Sunday, April 29, 2012

Deep Change in the UMC


One of the biggest discussions at General Conference is about restructuring the church.  This matter needs our prayer and deep attention.  In a previous post, I outlined my review and summary of the Call to Action report that was distributed in the past year.  Here, I want to talk about why the comments I’ve heard at General Conference that lead me to support it still.  I am very aware that this is a radical change for our denomination.   The more I learn about change that sticks, the more I understand that transformation does not come through rearranging the deck chairs on the Titanic or even a boat that hasn’t sunk yet!  Deep Change shaped my understanding about this, and I highly recommend the book to anyone in the midst of change.  When deep change is proposed, lots of people aren’t going to like it.  In fact, lots of people flee from it.  But for organizations on the decline, it is the option.  Incremental change is just a stepping stone to death.  Deep change is crucial.

One of our leading pastors, Adam Hamilton, shared about the need our church is in.

In the past five years, our membership has declined by 5.3%. However, attendance has declined by 8.6% (that’s 291, 600 people we’ve lost in five years)!
-       We would close the NW Texas, New England, Dakota, Pacific Northwest, Florida, Kansas West, and Redbird Conference to equal this number!
-       We will last less than 50 years at the current rate of decline
The key indicators for our future are baptisms of children/confirmation for teens
-       These have declined 21% in the past five years. 
-       At this rate, in 25 years we will no longer have children or youth in our churches
-       Back in the 70s, people left because they didn’t like us.  Today, they are graduating from this life to heaven.  Over half of our members are over the age of 60. 

The primacy goal of the Call to Action is to create a more effective way of doing connectional ministry.

Here is the heart of the plan:
1.     Create/sustain congregations
2.     Allow annual conferences to reorganize
3.     Form a more nimble structure to respond to challenges and act
4.     Raise up 2,000 next-generation clergy

In an earlier presentation, Bishop Goodpastor shared these thoughts with us.

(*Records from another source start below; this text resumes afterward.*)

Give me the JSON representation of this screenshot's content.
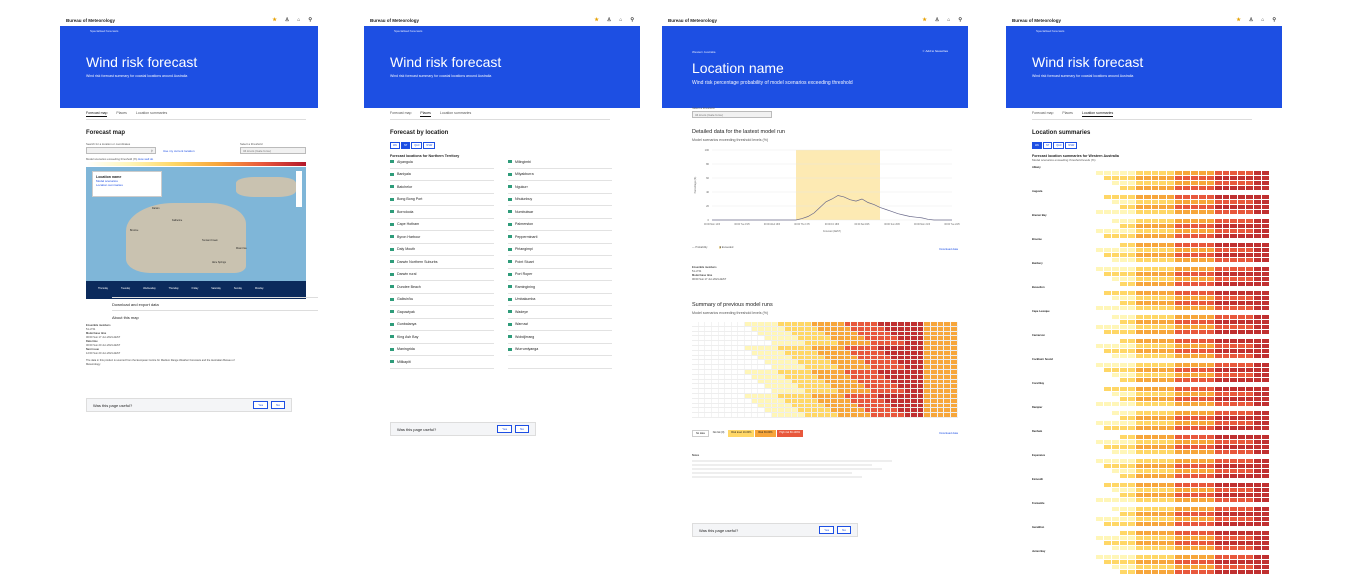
{
  "brand": "Bureau of Meteorology",
  "panel1": {
    "breadcrumb": "Specialised forecasts",
    "title": "Wind risk forecast",
    "subtitle": "Wind risk forecast summary for coastal locations around Australia",
    "tabs": [
      "Forecast map",
      "Places",
      "Location summaries"
    ],
    "heading": "Forecast map",
    "search_label": "Search for a location or coordinates",
    "use_location": "Use my current location",
    "threshold_label": "Select a threshold",
    "threshold_value": "34 knots (Gale force)",
    "scale_label": "Model scenarios exceeding threshold (%)",
    "scale_help": "How well do",
    "scale_ticks": [
      "0%",
      "10%",
      "20%",
      "30%",
      "40%",
      "50%",
      "60%",
      "70%",
      "80%",
      "90%",
      "100%"
    ],
    "popup_title": "Location name",
    "popup_link1": "Model scenarios",
    "popup_link2": "Location summaries",
    "map_labels": [
      "Darwin",
      "Katherine",
      "Tennant Creek",
      "Mount Isa",
      "Alice Springs",
      "Broome"
    ],
    "days": [
      "Thursday",
      "Tuesday",
      "Wednesday",
      "Thursday",
      "Friday",
      "Saturday",
      "Sunday",
      "Monday"
    ],
    "time_readout": "Thursday, 10 Jun 00:00am",
    "acc1": "Download and export data",
    "acc2": "About this map",
    "meta": [
      "Ensemble members",
      "51 of 51",
      "Model base time",
      "00:00 Sun 17 Jun 2021 AEST",
      "Data time",
      "00:00 Sun 20 Jun 2021 AEST",
      "Next issue",
      "12:00 Sun 20 Jun 2021 AEST"
    ],
    "about": "The data in this product is sourced from the European Centre for Medium Range Weather Forecasts and the Australian Bureau of Meteorology.",
    "feedback": "Was this page useful?",
    "yes": "Yes",
    "no": "No"
  },
  "panel2": {
    "breadcrumb": "Specialised forecasts",
    "title": "Wind risk forecast",
    "subtitle": "Wind risk forecast summary for coastal locations around Australia",
    "tabs": [
      "Forecast map",
      "Places",
      "Location summaries"
    ],
    "heading": "Forecast by location",
    "states": [
      "WA",
      "NT",
      "QLD",
      "NSW"
    ],
    "list_heading": "Forecast locations for Northern Territory",
    "left": [
      "Alyangula",
      "Baniyala",
      "Batchelor",
      "Bong Bong Port",
      "Borroloola",
      "Cape Hotham",
      "Byron Harbour",
      "Daly Mouth",
      "Darwin Northern Suburbs",
      "Darwin rural",
      "Dundee Beach",
      "Galiwin'ku",
      "Gapuwiyak",
      "Gunbalanya",
      "King Ash Bay",
      "Maningrida",
      "Milikapiti"
    ],
    "right": [
      "Milingimbi",
      "Milyakburra",
      "Ngukurr",
      "Nhulunbuy",
      "Numbulwar",
      "Palmerston",
      "Pepperminarti",
      "Pirlangimpi",
      "Point Stuart",
      "Port Roper",
      "Ramingining",
      "Umbakumba",
      "Wadeye",
      "Warruwi",
      "Wobdjirrang",
      "Wurrumiyanga"
    ],
    "feedback": "Was this page useful?",
    "yes": "Yes",
    "no": "No"
  },
  "panel3": {
    "breadcrumb": "Western Australia",
    "favourite": "Add to favourites",
    "title": "Location name",
    "subtitle": "Wind risk percentage probability of model scenarios exceeding threshold",
    "threshold_label": "Select a threshold",
    "threshold_value": "34 knots (Gale force)",
    "h_detail": "Detailed data for the lastest model run",
    "detail_sub": "Model scenarios exceeding threshold levels (%)",
    "ylabel": "Percentage (%)",
    "x_ticks": [
      "00:00 Mon 14/6",
      "00:00 Tue 15/6",
      "00:00 Wed 16/6",
      "00:00 Thu 17/6",
      "00:00 Fri 18/6",
      "00:00 Sat 19/6",
      "00:00 Sun 20/6",
      "00:00 Mon 21/6",
      "00:00 Tue 22/6"
    ],
    "xlabel": "Forecast (AEST)",
    "legend": [
      "Probability",
      "Exceeded"
    ],
    "download": "Download data",
    "meta": [
      "Ensemble members",
      "51 of 51",
      "Model base time",
      "00:00 Sun 17 Jun 2021 AEST"
    ],
    "h_summary": "Summary of previous model runs",
    "summary_sub": "Model scenarios exceeding threshold levels (%)",
    "scale": [
      "No data",
      "No risk (0)",
      "Risk level 10-30%",
      "Risk 30-60%",
      "High risk 60-100%"
    ],
    "notes_title": "Notes",
    "feedback": "Was this page useful?",
    "yes": "Yes",
    "no": "No",
    "chart_data": {
      "type": "line",
      "x": [
        0,
        1,
        2,
        3,
        4,
        5,
        6,
        7,
        8,
        9,
        10,
        11,
        12,
        13,
        14,
        15,
        16,
        17,
        18,
        19,
        20,
        21,
        22,
        23,
        24,
        25,
        26,
        27,
        28,
        29,
        30,
        31,
        32,
        33,
        34,
        35,
        36,
        37,
        38,
        39,
        40
      ],
      "y": [
        0,
        0,
        0,
        0,
        0,
        0,
        0,
        0,
        0,
        0,
        0,
        0,
        0,
        0,
        0,
        2,
        5,
        10,
        18,
        26,
        30,
        35,
        33,
        29,
        27,
        30,
        25,
        22,
        18,
        15,
        12,
        9,
        7,
        5,
        4,
        3,
        1,
        0,
        0,
        0,
        0
      ],
      "ylim": [
        0,
        100
      ],
      "y_ticks": [
        0,
        20,
        40,
        60,
        80,
        100
      ],
      "exceeded_range": [
        14,
        28
      ],
      "colors": {
        "line": "#6a6a8a",
        "shade": "#fdeab3"
      }
    }
  },
  "panel4": {
    "breadcrumb": "Specialised forecasts",
    "title": "Wind risk forecast",
    "subtitle": "Wind risk forecast summary for coastal locations around Australia",
    "tabs": [
      "Forecast map",
      "Places",
      "Location summaries"
    ],
    "heading": "Location summaries",
    "states": [
      "WA",
      "NT",
      "QLD",
      "NSW"
    ],
    "list_heading": "Forecast location summaries for Western Australia",
    "list_sub": "Model scenarios exceeding threshold levels (%)",
    "places": [
      "Albany",
      "Augusta",
      "Bremer Bay",
      "Broome",
      "Bunbury",
      "Busselton",
      "Cape Leveque",
      "Carnarvon",
      "Cockburn Sound",
      "Coral Bay",
      "Dampier",
      "Denham",
      "Esperance",
      "Exmouth",
      "Fremantle",
      "Geraldton",
      "Jurien Bay"
    ]
  }
}
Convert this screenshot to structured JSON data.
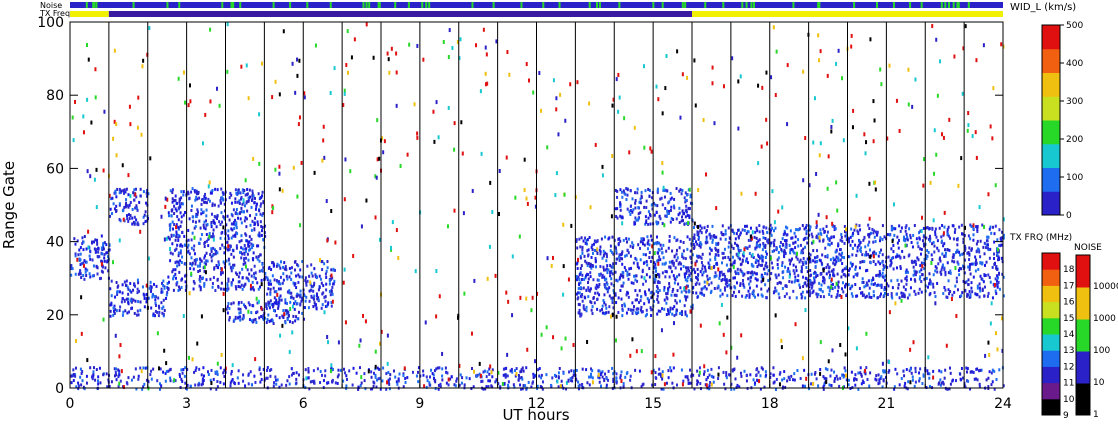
{
  "chart_data": {
    "type": "heatmap",
    "xlabel": "UT hours",
    "ylabel": "Range Gate",
    "xlim": [
      0,
      24
    ],
    "ylim": [
      0,
      100
    ],
    "x_ticks": [
      "0",
      "3",
      "6",
      "9",
      "12",
      "15",
      "18",
      "21",
      "24"
    ],
    "y_ticks": [
      "0",
      "20",
      "40",
      "60",
      "80",
      "100"
    ],
    "grid": "vertical lines every hour",
    "top_bars": {
      "noise_label": "Noise",
      "txfreq_label": "TX Freq",
      "txfreq_segments": [
        {
          "from": 0,
          "to": 1,
          "color": "#f0f000"
        },
        {
          "from": 1,
          "to": 16,
          "color": "#3a1aa0"
        },
        {
          "from": 16,
          "to": 24,
          "color": "#f0f000"
        }
      ]
    },
    "velocity_scale": {
      "title": "WID_L (km/s)",
      "min": 0,
      "max": 500,
      "ticks": [
        "0",
        "100",
        "200",
        "300",
        "400",
        "500"
      ]
    },
    "txfreq_scale": {
      "title": "TX FRQ (MHz)",
      "ticks": [
        "9",
        "10",
        "11",
        "12",
        "13",
        "14",
        "15",
        "16",
        "17",
        "18"
      ],
      "colors": [
        "#000000",
        "#6a1a8a",
        "#2a22c8",
        "#1e6cf0",
        "#18c8d0",
        "#28d828",
        "#c8e020",
        "#f0c010",
        "#f06010",
        "#e01010"
      ]
    },
    "noise_scale": {
      "title": "NOISE",
      "ticks": [
        "1",
        "10",
        "100",
        "1000",
        "10000"
      ],
      "colors": [
        "#000000",
        "#2a22c8",
        "#28d828",
        "#f0c010",
        "#e01010"
      ]
    },
    "main_echo_bands": [
      {
        "t0": 0.0,
        "t1": 1.0,
        "g0": 30,
        "g1": 42
      },
      {
        "t0": 1.0,
        "t1": 2.5,
        "g0": 20,
        "g1": 30
      },
      {
        "t0": 2.5,
        "t1": 5.0,
        "g0": 27,
        "g1": 55
      },
      {
        "t0": 1.0,
        "t1": 2.0,
        "g0": 45,
        "g1": 55
      },
      {
        "t0": 4.0,
        "t1": 6.0,
        "g0": 18,
        "g1": 24
      },
      {
        "t0": 5.0,
        "t1": 6.8,
        "g0": 22,
        "g1": 35
      },
      {
        "t0": 13.0,
        "t1": 16.0,
        "g0": 20,
        "g1": 42
      },
      {
        "t0": 14.0,
        "t1": 16.0,
        "g0": 45,
        "g1": 55
      },
      {
        "t0": 16.0,
        "t1": 24.0,
        "g0": 25,
        "g1": 45
      }
    ]
  }
}
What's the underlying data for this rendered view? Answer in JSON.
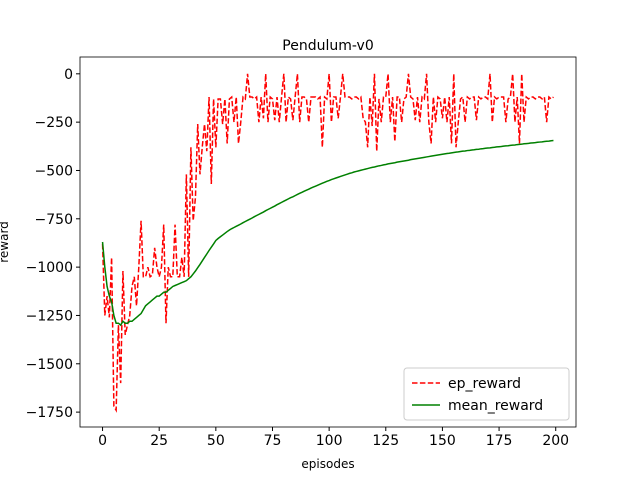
{
  "chart_data": {
    "type": "line",
    "title": "Pendulum-v0",
    "x_label": "episodes",
    "y_label": "reward",
    "xlim": [
      -9.95,
      208.95
    ],
    "ylim": [
      -1827,
      87
    ],
    "xticks": [
      0,
      25,
      50,
      75,
      100,
      125,
      150,
      175,
      200
    ],
    "yticks": [
      {
        "value": -1750,
        "label": "−1750"
      },
      {
        "value": -1500,
        "label": "−1500"
      },
      {
        "value": -1250,
        "label": "−1250"
      },
      {
        "value": -1000,
        "label": "−1000"
      },
      {
        "value": -750,
        "label": "−750"
      },
      {
        "value": -500,
        "label": "−500"
      },
      {
        "value": -250,
        "label": "−250"
      },
      0
    ],
    "legend_position": "lower right",
    "grid": false,
    "x": [
      0,
      1,
      2,
      3,
      4,
      5,
      6,
      7,
      8,
      9,
      10,
      11,
      12,
      13,
      14,
      15,
      16,
      17,
      18,
      19,
      20,
      21,
      22,
      23,
      24,
      25,
      26,
      27,
      28,
      29,
      30,
      31,
      32,
      33,
      34,
      35,
      36,
      37,
      38,
      39,
      40,
      41,
      42,
      43,
      44,
      45,
      46,
      47,
      48,
      49,
      50,
      51,
      52,
      53,
      54,
      55,
      56,
      57,
      58,
      59,
      60,
      61,
      62,
      63,
      64,
      65,
      66,
      67,
      68,
      69,
      70,
      71,
      72,
      73,
      74,
      75,
      76,
      77,
      78,
      79,
      80,
      81,
      82,
      83,
      84,
      85,
      86,
      87,
      88,
      89,
      90,
      91,
      92,
      93,
      94,
      95,
      96,
      97,
      98,
      99,
      100,
      101,
      102,
      103,
      104,
      105,
      106,
      107,
      108,
      109,
      110,
      111,
      112,
      113,
      114,
      115,
      116,
      117,
      118,
      119,
      120,
      121,
      122,
      123,
      124,
      125,
      126,
      127,
      128,
      129,
      130,
      131,
      132,
      133,
      134,
      135,
      136,
      137,
      138,
      139,
      140,
      141,
      142,
      143,
      144,
      145,
      146,
      147,
      148,
      149,
      150,
      151,
      152,
      153,
      154,
      155,
      156,
      157,
      158,
      159,
      160,
      161,
      162,
      163,
      164,
      165,
      166,
      167,
      168,
      169,
      170,
      171,
      172,
      173,
      174,
      175,
      176,
      177,
      178,
      179,
      180,
      181,
      182,
      183,
      184,
      185,
      186,
      187,
      188,
      189,
      190,
      191,
      192,
      193,
      194,
      195,
      196,
      197,
      198,
      199
    ],
    "series": [
      {
        "name": "ep_reward",
        "color": "#ff0000",
        "linestyle": "dashed",
        "values": [
          -880,
          -1250,
          -1150,
          -1260,
          -950,
          -1720,
          -1740,
          -1300,
          -1600,
          -1020,
          -1350,
          -1300,
          -1250,
          -1100,
          -1050,
          -1200,
          -1000,
          -760,
          -1050,
          -1050,
          -1000,
          -1050,
          -1040,
          -900,
          -1000,
          -1050,
          -1000,
          -780,
          -1290,
          -1000,
          -1050,
          -1050,
          -780,
          -1050,
          -1050,
          -950,
          -1050,
          -520,
          -1050,
          -380,
          -760,
          -640,
          -260,
          -520,
          -380,
          -260,
          -400,
          -120,
          -570,
          -130,
          -380,
          -130,
          -130,
          -260,
          -130,
          -360,
          -130,
          -120,
          -250,
          -120,
          -360,
          -250,
          -120,
          -130,
          0,
          -120,
          -120,
          -130,
          -120,
          -250,
          -120,
          -230,
          0,
          -250,
          -120,
          -130,
          -240,
          -120,
          -250,
          -120,
          0,
          -250,
          -120,
          -130,
          -240,
          -120,
          0,
          -250,
          -120,
          -120,
          -130,
          -250,
          -120,
          -120,
          -120,
          -130,
          -120,
          -380,
          -120,
          -130,
          0,
          -250,
          -120,
          -120,
          -230,
          -120,
          0,
          -120,
          -120,
          -120,
          -130,
          -120,
          -120,
          -130,
          -120,
          -230,
          -250,
          -380,
          -120,
          -270,
          0,
          -400,
          -130,
          -250,
          -120,
          -120,
          0,
          -250,
          -120,
          -350,
          -120,
          -120,
          -250,
          -130,
          -120,
          0,
          -120,
          -130,
          -240,
          -120,
          -250,
          -120,
          -130,
          0,
          -250,
          -360,
          -120,
          -250,
          -120,
          -130,
          -230,
          -120,
          -250,
          -120,
          -360,
          0,
          -380,
          -250,
          -130,
          -120,
          -250,
          -120,
          -130,
          -120,
          -120,
          -240,
          -120,
          -130,
          -120,
          -120,
          -130,
          0,
          -250,
          -120,
          -130,
          -120,
          -120,
          -120,
          -250,
          -130,
          -120,
          0,
          -250,
          -120,
          -360,
          0,
          -250,
          -120,
          -130,
          -120,
          -120,
          -130,
          -120,
          -120,
          -130,
          -120,
          -250,
          -120,
          -130,
          -120
        ]
      },
      {
        "name": "mean_reward",
        "color": "#008000",
        "linestyle": "solid",
        "values": [
          -870,
          -1000,
          -1100,
          -1150,
          -1180,
          -1250,
          -1290,
          -1290,
          -1300,
          -1280,
          -1290,
          -1290,
          -1280,
          -1280,
          -1270,
          -1260,
          -1250,
          -1240,
          -1220,
          -1200,
          -1190,
          -1180,
          -1170,
          -1160,
          -1150,
          -1150,
          -1140,
          -1130,
          -1130,
          -1120,
          -1110,
          -1100,
          -1095,
          -1090,
          -1085,
          -1080,
          -1075,
          -1070,
          -1060,
          -1050,
          -1035,
          -1020,
          -1003,
          -986,
          -968,
          -950,
          -932,
          -914,
          -897,
          -880,
          -862,
          -852,
          -843,
          -834,
          -825,
          -816,
          -808,
          -801,
          -795,
          -789,
          -783,
          -777,
          -770,
          -764,
          -758,
          -752,
          -746,
          -739,
          -733,
          -727,
          -721,
          -715,
          -708,
          -702,
          -696,
          -690,
          -684,
          -677,
          -671,
          -665,
          -659,
          -653,
          -647,
          -641,
          -636,
          -630,
          -624,
          -618,
          -613,
          -607,
          -602,
          -597,
          -591,
          -586,
          -581,
          -576,
          -571,
          -566,
          -561,
          -556,
          -552,
          -547,
          -543,
          -539,
          -535,
          -531,
          -527,
          -523,
          -519,
          -515,
          -512,
          -508,
          -505,
          -502,
          -499,
          -496,
          -493,
          -490,
          -487,
          -484,
          -482,
          -479,
          -476,
          -474,
          -471,
          -469,
          -466,
          -464,
          -462,
          -460,
          -457,
          -455,
          -453,
          -451,
          -449,
          -447,
          -444,
          -442,
          -440,
          -438,
          -436,
          -434,
          -432,
          -430,
          -428,
          -426,
          -424,
          -422,
          -420,
          -418,
          -416,
          -414,
          -412,
          -411,
          -409,
          -407,
          -405,
          -404,
          -402,
          -400,
          -399,
          -397,
          -396,
          -394,
          -393,
          -391,
          -390,
          -388,
          -387,
          -385,
          -384,
          -383,
          -381,
          -380,
          -378,
          -377,
          -376,
          -374,
          -373,
          -372,
          -370,
          -369,
          -368,
          -366,
          -365,
          -364,
          -362,
          -361,
          -360,
          -358,
          -357,
          -356,
          -354,
          -353,
          -352,
          -350,
          -349,
          -348,
          -346,
          -345
        ]
      }
    ]
  }
}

Our council of bishops approved the general direction of this with only two dissenting votes.  This was an astounding statement to me.  While our bishops are a diverse group of people, they were able to see the need for radical change and came together in support of it.  This speaks volumes to me, and highlights the urgency of where we are as a denomination. 

The council asked “what will best increase the number of vital congregations worldwide?” and responded to that.

Here are some challenging questions he shared with us:

Do you long for the church to live on just as it is? Or do you long to see a revival of witness? 
What if we were moving forward?

One of our African bishops shared this thought about ministry in Africa with us, “In the heart of ministry, we put the mission of the church, making disciples of Jesus Christ.”  This is where we need to return.

I was warmed and challenged by these words that Adam Hamiltons shared:

What do you dream for the United Methodist Church – do you dream for her? Do you pray for her?

May we be a praying and dreaming church!  Please join me as we continue to hold on to hope for God’s bride, the church.